Biti: We have met our target of US$120 million revenue collection per month, but for this economy to be normal we must collect about US$300 million per month.
The reason why we are not able to collect the kind of revenue we need is because of the marginal disinvestment and the net effect of the disinvestment is that this economy has been terminal. It has slowly been dying.
Q: But Minister, how can we fail to raise only US$300 million per month when ZMDC and the Mines ministry have confirmed selling diamonds?
Biti: The government of Zimbabwe has not received a single cent from diamond sales. It’s important that we get a certificate from the KP. Our diamonds cannot be categorised as blood diamonds. Blood diamonds are conflict diamonds and used to fuel conflict as in Liberia and Sierra Leone. That is not the case in Zimbabwe.
However, this is not to say that there are no issues of non-compliance around the KP process, alleged issues around forced labour, human rights abuses, smuggling and inconsistent records between what has been exported and what is alleged to have been mined. There is a legal dispute with ACR. All these issues must be resolved in the context of the KP process.
The KP must allow us to sell our diamonds, but must then come to Zimbabwe to help resolve these issues. It will be very unfortunate if the KP does not allow us to sell the diamonds because they will be punishing the people of Zimbabwe. We can’t pay for electricity, we can’t pay our civil servants and yet we are sitting on one of the finest find of alluvial diamonds in the history of mankind.

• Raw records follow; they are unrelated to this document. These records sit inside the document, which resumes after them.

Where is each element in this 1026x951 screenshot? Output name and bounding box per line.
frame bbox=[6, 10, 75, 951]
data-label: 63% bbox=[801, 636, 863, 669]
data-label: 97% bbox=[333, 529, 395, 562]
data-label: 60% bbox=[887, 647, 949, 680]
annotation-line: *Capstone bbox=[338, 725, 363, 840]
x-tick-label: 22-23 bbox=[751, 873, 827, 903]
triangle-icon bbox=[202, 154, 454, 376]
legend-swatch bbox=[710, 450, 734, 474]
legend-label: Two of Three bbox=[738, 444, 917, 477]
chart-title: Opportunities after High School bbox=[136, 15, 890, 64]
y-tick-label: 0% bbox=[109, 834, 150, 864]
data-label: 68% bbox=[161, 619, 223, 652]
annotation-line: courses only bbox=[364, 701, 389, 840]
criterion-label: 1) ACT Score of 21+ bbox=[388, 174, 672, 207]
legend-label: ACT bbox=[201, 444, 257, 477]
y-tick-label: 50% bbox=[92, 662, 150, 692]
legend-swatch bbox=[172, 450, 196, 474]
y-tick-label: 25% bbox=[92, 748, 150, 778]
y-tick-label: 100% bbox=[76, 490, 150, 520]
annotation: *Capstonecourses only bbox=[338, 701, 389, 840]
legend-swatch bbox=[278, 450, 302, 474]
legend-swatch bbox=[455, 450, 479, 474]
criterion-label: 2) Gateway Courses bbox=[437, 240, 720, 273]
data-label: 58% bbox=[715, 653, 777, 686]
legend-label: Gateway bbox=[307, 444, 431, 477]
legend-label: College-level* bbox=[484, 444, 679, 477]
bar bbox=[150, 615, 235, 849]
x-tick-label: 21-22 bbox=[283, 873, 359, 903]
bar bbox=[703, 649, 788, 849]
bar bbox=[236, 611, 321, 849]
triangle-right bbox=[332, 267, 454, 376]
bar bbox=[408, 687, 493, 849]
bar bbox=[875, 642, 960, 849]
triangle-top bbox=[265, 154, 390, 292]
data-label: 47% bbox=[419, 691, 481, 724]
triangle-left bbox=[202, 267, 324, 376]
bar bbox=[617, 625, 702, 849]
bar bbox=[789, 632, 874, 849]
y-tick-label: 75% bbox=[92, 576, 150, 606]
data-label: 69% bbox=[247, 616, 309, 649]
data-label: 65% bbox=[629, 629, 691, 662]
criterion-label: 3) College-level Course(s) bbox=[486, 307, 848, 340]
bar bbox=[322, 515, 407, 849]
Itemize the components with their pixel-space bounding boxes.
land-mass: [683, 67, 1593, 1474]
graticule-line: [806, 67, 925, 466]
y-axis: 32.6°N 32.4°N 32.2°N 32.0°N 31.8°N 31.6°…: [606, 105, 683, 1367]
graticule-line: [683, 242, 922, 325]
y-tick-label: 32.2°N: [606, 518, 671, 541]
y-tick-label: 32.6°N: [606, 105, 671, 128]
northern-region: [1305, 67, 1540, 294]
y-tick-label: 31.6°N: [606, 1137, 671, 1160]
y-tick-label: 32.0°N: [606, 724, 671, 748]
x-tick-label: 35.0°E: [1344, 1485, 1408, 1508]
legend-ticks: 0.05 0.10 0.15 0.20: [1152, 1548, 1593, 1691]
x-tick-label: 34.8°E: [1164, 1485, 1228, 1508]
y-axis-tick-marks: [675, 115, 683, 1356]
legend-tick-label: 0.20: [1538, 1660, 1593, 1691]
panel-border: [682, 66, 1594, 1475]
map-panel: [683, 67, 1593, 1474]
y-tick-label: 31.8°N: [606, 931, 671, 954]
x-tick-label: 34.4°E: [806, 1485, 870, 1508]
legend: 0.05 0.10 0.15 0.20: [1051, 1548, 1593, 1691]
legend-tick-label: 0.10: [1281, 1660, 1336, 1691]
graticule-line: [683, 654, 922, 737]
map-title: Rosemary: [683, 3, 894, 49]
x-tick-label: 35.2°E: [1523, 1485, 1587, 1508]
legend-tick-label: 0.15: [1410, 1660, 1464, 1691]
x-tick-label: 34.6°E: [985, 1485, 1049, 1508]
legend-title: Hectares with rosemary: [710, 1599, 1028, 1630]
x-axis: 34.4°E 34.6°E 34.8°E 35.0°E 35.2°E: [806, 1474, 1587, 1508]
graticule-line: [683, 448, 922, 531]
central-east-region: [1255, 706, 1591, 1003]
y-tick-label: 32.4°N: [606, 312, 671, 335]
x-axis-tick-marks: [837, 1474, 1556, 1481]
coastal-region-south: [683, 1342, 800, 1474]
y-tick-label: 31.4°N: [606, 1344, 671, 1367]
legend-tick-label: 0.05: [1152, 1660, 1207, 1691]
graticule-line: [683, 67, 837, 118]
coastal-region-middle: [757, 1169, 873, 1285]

You cannot punish ordinary citizens because of the omissions and commissions of the political leadership. If you have issues with an elite political leadership, allow diamonds to be sold, but rein in on the political elite because they will still sell diamonds outside the KP at the expense of the poor.
Q: As a lawyer, how does the ACR legal issue affect the sale of diamonds from Chiadzwa?
Biti: As a disciple of the rule of law, I believe court orders must be respected. We are in this struggle for the rule of law, democracy and justice, so there should be no excuse for breach of the rule of law.
Q: In the past you have complained about parastatals milking the fiscus, what is the position now?
Biti: The majority of parastatals are ill-run. They are being treated like little kingdoms. The disaster at Noczim proves beyond reasonable doubt that these entities are little fiefdoms of inefficiency and arbitrage.